I am a PhD student in computer vision at the Weizmann Institute of Science,
advised by Prof. Tali Dekel.
Previously, I was a Research Scientist Intern at Meta Reality Labs, advised by Jonathon Luiten.
My research interests are in generative AI, 3D/4D reconstruction and tracking, and interpretability of vision foundation models for unveiling novel applications.
I completed my Master's at the Weizmann Institute in Tali Dekel's lab, and received my Bachelor's degree in Computer Science at the American University of Armenia.
We present DRoPS, a method for dynamic scene reconstruction from monocular videos that leverages a static pre-scan of the dynamic object as an explicit geometric and appearance prior.
By organizing Gaussian primitives into surface-aligned pixel grids and modeling motion with a CNN-based Deep Motion Prior,
DRoPS achieves SOTA in novel-view synthesis and long-range 3D tracking accuracy.
We introduce a color-encoded illumination setup for high-speed volumetric scene reconstruction that temporally encodes dynamics via sequential colored strobes.
This enables reconstruction of dynamic scenes from conventional camera frame rates while recovering detailed geometry and motion.
We present a novel self-supervised method for long-range dense tracking in video, which harnesses the powerful visual prior of DINO.
By combining test-time training on a single input video with the semantic representations of DINO,
DINO-Tracker reaches SOTA in tracking across long occlusions.
We present a new framework for text-driven image-to-image translation that harnesses the power of a pre-trained text-to-image diffusion model.
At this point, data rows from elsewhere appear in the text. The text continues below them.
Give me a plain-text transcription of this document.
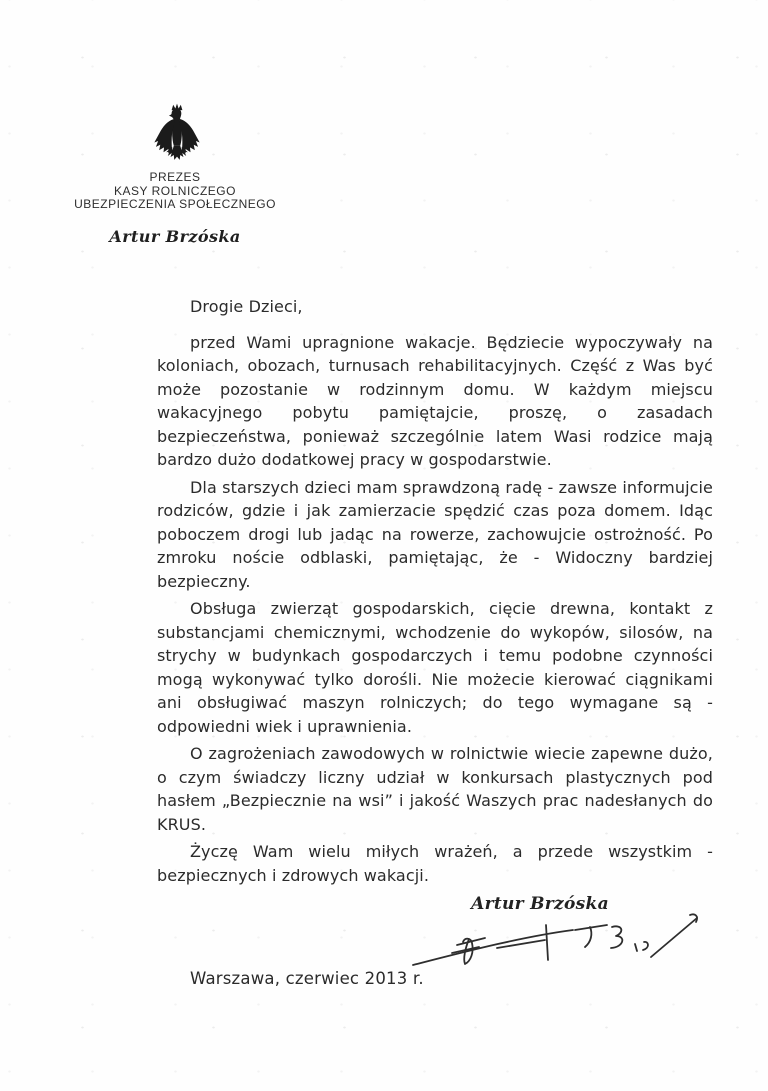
PREZES
KASY ROLNICZEGO
UBEZPIECZENIA SPOŁECZNEGO
Artur Brzóska

Drogie Dzieci,

przed Wami upragnione wakacje. Będziecie wypoczywały na koloniach, obozach, turnusach rehabilitacyjnych. Część z Was być może pozostanie w rodzinnym domu. W każdym miejscu wakacyjnego pobytu pamiętajcie, proszę, o zasadach bezpieczeństwa, ponieważ szczególnie latem Wasi rodzice mają bardzo dużo dodatkowej pracy w gospodarstwie.

Dla starszych dzieci mam sprawdzoną radę - zawsze informujcie rodziców, gdzie i jak zamierzacie spędzić czas poza domem. Idąc poboczem drogi lub jadąc na rowerze, zachowujcie ostrożność. Po zmroku noście odblaski, pamiętając, że - Widoczny bardziej bezpieczny.

Obsługa zwierząt gospodarskich, cięcie drewna, kontakt z substancjami chemicznymi, wchodzenie do wykopów, silosów, na strychy w budynkach gospodarczych i temu podobne czynności mogą wykonywać tylko dorośli. Nie możecie kierować ciągnikami ani obsługiwać maszyn rolniczych; do tego wymagane są - odpowiedni wiek i uprawnienia.

O zagrożeniach zawodowych w rolnictwie wiecie zapewne dużo, o czym świadczy liczny udział w konkursach plastycznych pod hasłem „Bezpiecznie na wsi” i jakość Waszych prac nadesłanych do KRUS.

Życzę Wam wielu miłych wrażeń, a przede wszystkim - bezpiecznych i zdrowych wakacji.

Artur Brzóska
Warszawa, czerwiec 2013 r.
We observe and empirically demonstrate that fine-grained control over the generated structure can be achieved by manipulating spatial features and their self-attention inside the model.
We design a feed-forward model for real-time semantic appearance transfer that is directly conditioned on ViT features,
allowing the model to utilize the powerful information they encode.
We present a method for semantically transferring the appearance of one natural image to another.
We train a generator given only a single structure/appearance image pair as input.
Our key idea is leveraging a pre-trained Vision Transformer as a semantic prior by
deriving novel representations of structure and appearance from its feature space.